Apem beras telah ada sejak ratusan tahun silam dan menjadi bagian dari kehidupan masyarakat Jawa. Di DIY, apem tidak hanya sekadar makanan pengganjal perut, tetapi juga memiliki makna simbolis dalam berbagai tradisi keagamaan dan adat. Warisan ini diwariskan dari generasi ke generasi, menjadikannya sebagai bagian tak terpisahkan dari budaya lokal.
Salah satu hal yang menarik perhatian adalah asal-usul nama “apem”. Banyak yang meyakini bahwa kata ini berasal dari bahasa Arab, yaitu afuum atau affuwun, yang berarti ampunan. Makna ini kemudian diserap oleh budaya Jawa dan diartikan sebagai simbol permohonan maaf serta pengampunan kepada Sang Pencipta. Dari sini, filosofi apem berkembang lebih jauh. Dalam tradisi Jawa, menyajikan atau membagikan apem dimaknai sebagai bentuk laku spiritual: memohon ampun, membersihkan diri, serta memperbaiki hubungan—baik dengan Tuhan maupun sesama manusia.

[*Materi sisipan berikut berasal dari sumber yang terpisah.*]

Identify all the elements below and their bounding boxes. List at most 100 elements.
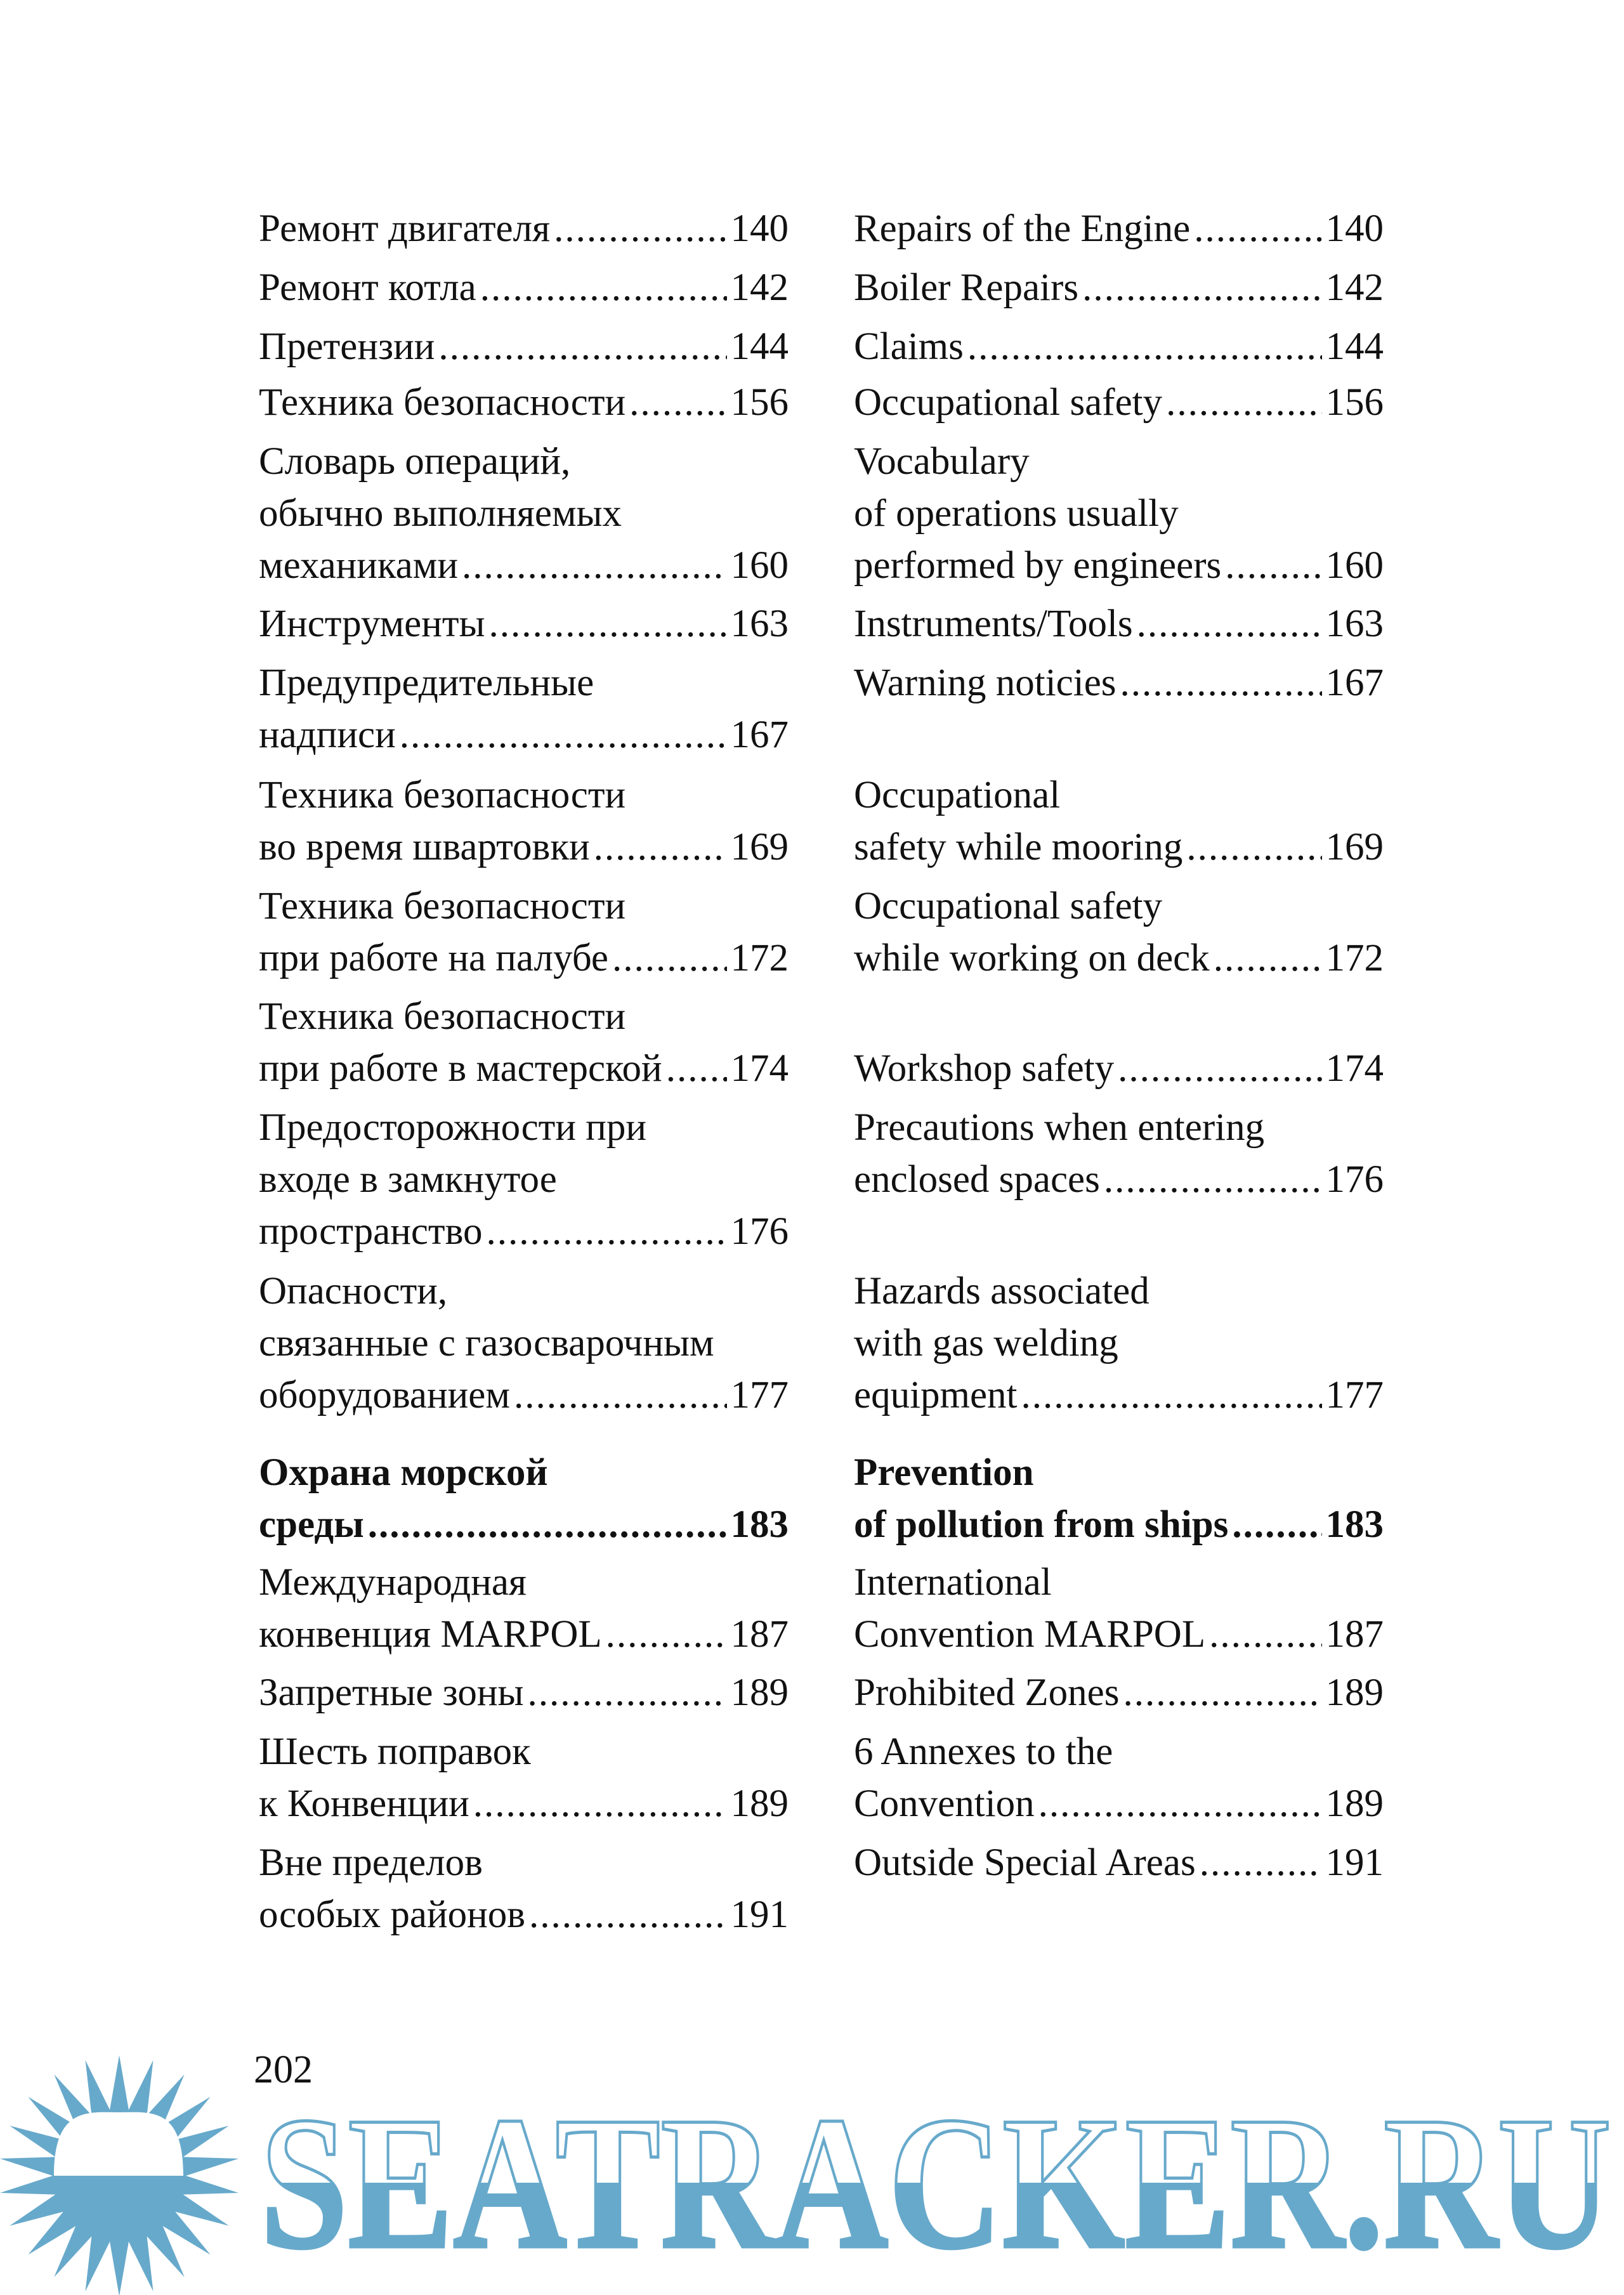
toc-entry: Вне пределов особых районов 191 [259, 1837, 789, 1941]
toc-entry: Claims 144 [854, 321, 1384, 373]
toc-entry-line: of operations usually [854, 488, 1384, 540]
toc-page-number: 191 [1325, 1841, 1384, 1884]
toc-entry-line: Outside Special Areas 191 [854, 1837, 1384, 1889]
toc-entry-line: International [854, 1557, 1384, 1609]
toc-entry-title: Ремонт котла [259, 266, 476, 309]
toc-entry-title: во время швартовки [259, 826, 590, 868]
toc-entry-title: Техника безопасности [259, 774, 626, 816]
toc-entry-title: к Конвенции [259, 1782, 469, 1825]
toc-page-number: 187 [730, 1613, 789, 1656]
toc-entry: Occupational safety while working on deck… [854, 880, 1384, 984]
toc-page-number: 183 [1325, 1503, 1384, 1546]
toc-entry-title: Boiler Repairs [854, 266, 1079, 309]
dot-leader [1214, 932, 1322, 984]
toc-entry-line: of pollution from ships 183 [854, 1499, 1384, 1551]
toc-entry-title: Инструменты [259, 603, 485, 645]
toc-entry-title: 6 Annexes to the [854, 1730, 1113, 1773]
toc-entry-title: enclosed spaces [854, 1158, 1100, 1201]
toc-entry-line: во время швартовки 169 [259, 821, 789, 873]
toc-entry-line: Claims 144 [854, 321, 1384, 373]
toc-entry-line: Техника безопасности [259, 880, 789, 932]
dot-leader [1225, 540, 1321, 592]
toc-entry-title: Опасности, [259, 1270, 448, 1312]
toc-entry: Опасности, связанные с газосварочным обору… [259, 1265, 789, 1422]
toc-entry-line: while working on deck 172 [854, 932, 1384, 984]
toc-entry-title: Шесть поправок [259, 1730, 531, 1773]
toc-entry-title: of operations usually [854, 492, 1179, 535]
toc-entry: Occupational safety 156 [854, 377, 1384, 429]
toc-entry-title: Запретные зоны [259, 1671, 524, 1714]
toc-entry-line: 6 Annexes to the [854, 1726, 1384, 1778]
toc-page-number: 176 [730, 1210, 789, 1253]
toc-page-number: 160 [730, 544, 789, 587]
toc-page-number: 163 [1325, 603, 1384, 645]
toc-page-number: 140 [1325, 207, 1384, 250]
toc-entry-title: механиками [259, 544, 458, 587]
toc-entry-line: Предосторожности при [259, 1102, 789, 1154]
toc-entry-line: Международная [259, 1557, 789, 1609]
toc-entry-line: enclosed spaces 176 [854, 1154, 1384, 1206]
toc-entry-title: Convention [854, 1782, 1035, 1825]
toc-page-number: 142 [730, 266, 789, 309]
dot-leader [666, 1043, 727, 1095]
toc-entry-line: Boiler Repairs 142 [854, 262, 1384, 314]
toc-entry-title: of pollution from ships [854, 1503, 1229, 1546]
toc-entry-line: Occupational safety [854, 880, 1384, 932]
dot-leader [967, 321, 1322, 373]
sun-icon [0, 2055, 239, 2295]
toc-entry-title: Техника безопасности [259, 381, 626, 424]
toc-entry-title: with gas welding [854, 1322, 1118, 1364]
toc-entry: Occupational safety while mooring 169 [854, 769, 1384, 873]
toc-page-number: 189 [1325, 1671, 1384, 1714]
page-number: 202 [254, 2048, 313, 2091]
toc-entry-title: Ремонт двигателя [259, 207, 551, 250]
toc-entry-line: Запретные зоны 189 [259, 1667, 789, 1719]
toc-page-number: 156 [730, 381, 789, 424]
toc-page-number: 176 [1325, 1158, 1384, 1201]
toc-entry-line: к Конвенции 189 [259, 1778, 789, 1830]
toc-entry-title: Occupational [854, 774, 1061, 816]
toc-entry-line: Workshop safety 174 [854, 1043, 1384, 1095]
toc-entry: Outside Special Areas 191 [854, 1837, 1384, 1889]
toc-page-number: 189 [730, 1671, 789, 1714]
toc-entry-title: оборудованием [259, 1374, 510, 1416]
toc-entry-line: Convention MARPOL 187 [854, 1609, 1384, 1661]
toc-entry-title: Warning noticies [854, 662, 1116, 704]
toc-entry-line: Охрана морской [259, 1447, 789, 1499]
toc-entry-title: Outside Special Areas [854, 1841, 1196, 1884]
toc-entry-line: среды 183 [259, 1499, 789, 1551]
toc-entry-title: Occupational safety [854, 381, 1163, 424]
toc-entry-line: Словарь операций, [259, 436, 789, 488]
toc-entry: Шесть поправок к Конвенции 189 [259, 1726, 789, 1830]
dot-leader [473, 1778, 727, 1830]
toc-entry-title: Prohibited Zones [854, 1671, 1120, 1714]
toc-entry-line: Occupational safety 156 [854, 377, 1384, 429]
toc-entry-title: Охрана морской [259, 1451, 548, 1494]
toc-page-number: 189 [1325, 1782, 1384, 1825]
toc-entry: Предупредительные надписи 167 [259, 657, 789, 761]
toc-entry-title: Предосторожности при [259, 1106, 647, 1149]
toc-entry-line: Repairs of the Engine 140 [854, 203, 1384, 255]
watermark-text: SEATRACKER.RU [260, 2077, 1611, 2288]
toc-page-number: 169 [1325, 826, 1384, 868]
toc-entry-line: Претензии 144 [259, 321, 789, 373]
toc-entry: Международная конвенция MARPOL 187 [259, 1557, 789, 1661]
toc-entry-line: Prevention [854, 1447, 1384, 1499]
toc-entry-title: performed by engineers [854, 544, 1222, 587]
dot-leader [1104, 1154, 1322, 1206]
toc-entry-line: Опасности, [259, 1265, 789, 1318]
watermark-logo: SEATRACKER.RU [0, 2055, 1613, 2295]
toc-entry-line: надписи 167 [259, 709, 789, 761]
toc-entry-line: Instruments/Tools 163 [854, 598, 1384, 650]
toc-entry-title: пространство [259, 1210, 483, 1253]
toc-entry-line: Техника безопасности 156 [259, 377, 789, 429]
toc-entry-line: Техника безопасности [259, 991, 789, 1043]
toc-entry-title: Претензии [259, 325, 435, 368]
toc-entry-title: Вне пределов [259, 1841, 483, 1884]
toc-entry-title: среды [259, 1503, 364, 1546]
toc-entry-title: Техника безопасности [259, 995, 626, 1038]
toc-page-number: 191 [730, 1893, 789, 1936]
toc-entry-line: конвенция MARPOL 187 [259, 1609, 789, 1661]
toc-page-number: 144 [730, 325, 789, 368]
toc-page-number: 172 [730, 937, 789, 979]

Tidak heran jika apem beras selalu hadir dalam berbagai ritual sakral. Di Keraton Yogyakarta, apem menjadi bagian dari tradisi Ngapem yang digelar setahun sekali dalam rangka Tingalan Jumenengan Dalem, yaitu peringatan naik tahta Sultan. Selain itu, ada pula tradisi Ruwahan Apem yang rutin dilakukan jelang bulan Ramadhan sebagai simbol penyucian diri.

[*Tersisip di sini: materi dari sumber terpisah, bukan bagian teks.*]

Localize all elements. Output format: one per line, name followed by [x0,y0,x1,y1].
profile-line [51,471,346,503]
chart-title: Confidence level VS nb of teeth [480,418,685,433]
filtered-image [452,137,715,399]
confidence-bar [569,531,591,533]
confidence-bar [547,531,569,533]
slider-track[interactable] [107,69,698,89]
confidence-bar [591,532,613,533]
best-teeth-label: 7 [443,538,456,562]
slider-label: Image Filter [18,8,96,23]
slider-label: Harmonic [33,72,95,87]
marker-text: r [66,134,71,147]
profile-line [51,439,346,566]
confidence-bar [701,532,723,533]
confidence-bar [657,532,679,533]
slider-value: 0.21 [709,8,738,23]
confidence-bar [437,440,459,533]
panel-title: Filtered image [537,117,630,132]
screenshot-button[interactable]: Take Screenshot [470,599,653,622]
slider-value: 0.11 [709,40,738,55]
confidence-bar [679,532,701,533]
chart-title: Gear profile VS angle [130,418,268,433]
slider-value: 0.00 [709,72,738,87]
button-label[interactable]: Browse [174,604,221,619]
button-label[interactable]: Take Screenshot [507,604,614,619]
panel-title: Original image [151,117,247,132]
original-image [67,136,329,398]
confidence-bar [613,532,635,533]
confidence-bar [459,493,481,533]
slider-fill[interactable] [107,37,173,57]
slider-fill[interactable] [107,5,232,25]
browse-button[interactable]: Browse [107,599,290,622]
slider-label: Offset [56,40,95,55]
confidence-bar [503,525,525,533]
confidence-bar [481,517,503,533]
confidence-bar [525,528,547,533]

Lebih luas lagi, apem juga kerap muncul dalam berbagai acara seperti sukuran, upacara kehamilan, khitanan, pernikahan, hingga prosesi kematian. Fungsi simboliknya membuat apem tidak pernah benar-benar hilang, meski zaman terus berubah. Meski banyak perubahan terjadi, apem beras tetap menjadi bagian dari kehidupan masyarakat Jawa.
Hari ini, apem beras masih bisa dengan mudah ditemui di pasar-pasar tradisional. Salah satu yang paling dikenal adalah Pasar Ngasem, Yogyakarta. Di pasar ini, apem beras bahkan menjadi kuliner ikonik yang diburu oleh wisatawan lokal maupun luar daerah.

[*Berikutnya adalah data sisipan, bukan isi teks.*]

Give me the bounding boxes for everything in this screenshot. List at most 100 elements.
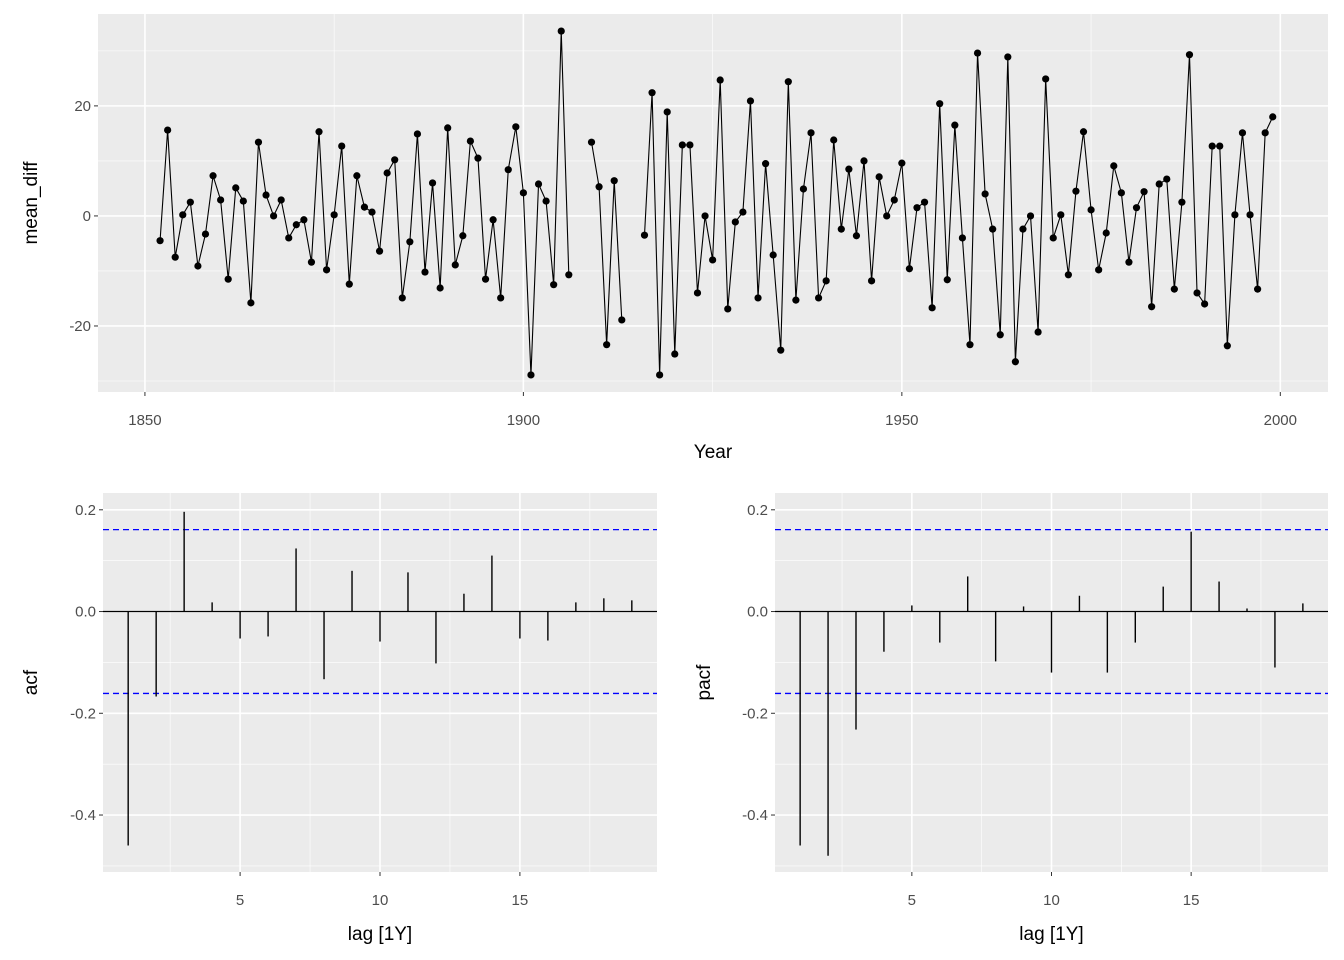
data-point [459, 232, 467, 240]
y-tick-label: 0.2 [75, 502, 96, 519]
data-point [724, 305, 732, 313]
data-point [852, 232, 861, 240]
data-point [1064, 271, 1072, 279]
data-point [368, 208, 376, 216]
data-point [958, 234, 967, 242]
y-axis-title: pacf [694, 664, 715, 701]
y-tick-label: -0.4 [742, 807, 768, 824]
data-point [587, 138, 596, 146]
x-tick-label: 1950 [885, 412, 918, 429]
data-point [822, 277, 830, 285]
data-point [550, 281, 558, 289]
data-point [595, 183, 603, 191]
data-point [799, 185, 808, 193]
data-point [413, 130, 422, 138]
y-tick-label: -20 [69, 318, 91, 335]
x-tick-label: 5 [236, 892, 244, 909]
pacf-panel: 5 10 15 -0.4 -0.2 0.0 0.2 lag [1Y] pacf [694, 493, 1328, 945]
x-tick-label: 5 [908, 892, 916, 909]
data-point [179, 211, 187, 219]
data-point [610, 177, 618, 185]
data-point [966, 341, 974, 349]
data-point [1238, 129, 1247, 137]
data-point [1004, 53, 1012, 61]
data-point [360, 203, 369, 211]
data-point [421, 268, 429, 276]
data-point [784, 78, 792, 86]
data-point [285, 234, 293, 242]
data-point [512, 123, 520, 131]
data-point [1117, 189, 1125, 197]
data-point [762, 160, 770, 168]
data-point [542, 197, 550, 205]
data-point [1072, 187, 1080, 195]
data-point [262, 191, 270, 199]
data-point [1132, 204, 1141, 212]
data-point [898, 159, 906, 167]
data-point [383, 169, 391, 177]
data-point [928, 304, 936, 312]
data-point [300, 216, 308, 224]
data-point [989, 225, 997, 233]
data-point [1057, 211, 1065, 219]
data-point [224, 275, 232, 283]
data-point [557, 27, 565, 35]
x-tick-label: 10 [372, 892, 389, 909]
data-point [739, 208, 747, 216]
data-point [1223, 342, 1231, 350]
data-point [1011, 358, 1019, 366]
x-axis-title: Year [694, 442, 733, 463]
data-point [1231, 211, 1239, 219]
data-point [648, 89, 656, 97]
data-point [1269, 113, 1277, 121]
data-point [1125, 258, 1133, 266]
data-point [466, 137, 475, 145]
data-point [860, 157, 868, 165]
data-point [1178, 198, 1186, 206]
data-point [837, 225, 845, 233]
data-point [171, 253, 179, 261]
data-point [254, 138, 263, 146]
data-point [693, 289, 702, 297]
data-point [1254, 285, 1262, 293]
data-point [973, 49, 982, 57]
data-point [444, 124, 452, 132]
x-tick-label: 10 [1043, 892, 1060, 909]
data-point [1042, 75, 1050, 83]
data-point [807, 129, 815, 137]
data-point [1185, 51, 1194, 59]
data-point [239, 197, 247, 205]
x-axis-title: lag [1Y] [1019, 924, 1083, 945]
data-point [428, 179, 437, 187]
data-point [1140, 188, 1148, 196]
data-point [156, 237, 164, 245]
data-point [474, 154, 482, 162]
y-tick-label: 0.2 [747, 502, 768, 519]
data-point [504, 166, 512, 174]
data-point [534, 180, 543, 188]
y-axis-title: mean_diff [21, 161, 42, 245]
x-tick-label: 1900 [507, 412, 540, 429]
data-point [686, 141, 694, 149]
data-point [830, 136, 838, 144]
y-tick-label: 0.0 [747, 604, 768, 621]
y-tick-label: -0.4 [70, 807, 96, 824]
data-point [920, 198, 929, 206]
data-point [981, 190, 989, 198]
data-point [890, 196, 898, 204]
data-point [709, 256, 717, 264]
data-point [603, 341, 611, 349]
acf-panel: 5 10 15 -0.4 -0.2 0.0 0.2 lag [1Y] acf [21, 493, 657, 945]
data-point [943, 276, 951, 284]
y-tick-label: -0.2 [70, 705, 96, 722]
x-tick-label: 15 [1183, 892, 1200, 909]
data-point [1193, 289, 1201, 297]
data-point [322, 266, 331, 274]
data-point [792, 296, 800, 304]
data-point [338, 142, 346, 150]
data-point [1110, 162, 1118, 170]
data-point [519, 189, 527, 197]
y-tick-label: -0.2 [742, 705, 768, 722]
x-tick-label: 2000 [1264, 412, 1297, 429]
data-point [663, 108, 671, 116]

Salah satu pelaku usaha yang konsisten menjaga warisan rasa ini adalah Apem Beras Bu Wanti. Usaha yang dimulai sejak era 1990-an tersebut kini dikelola oleh generasi kedua. Meski berganti tangan, cara pembuatan tetap dipertahankan secara tradisional, termasuk penggunaan arang sebagai bahan bakar demi menjaga cita rasa khasnya.
Dengan harga yang terjangkau, sekitar Rp4.000 per buah, apem beras di Pasar Ngasem tidak hanya menawarkan rasa, tetapi juga cerita panjang tentang budaya, sejarah, dan makna pengampunan yang terus hidup di tengah masyarakat.
Nah, kalau mampir ke Pasar Ngasem, kamu langsung beli apem beras atau masih mikir-mikir dulu?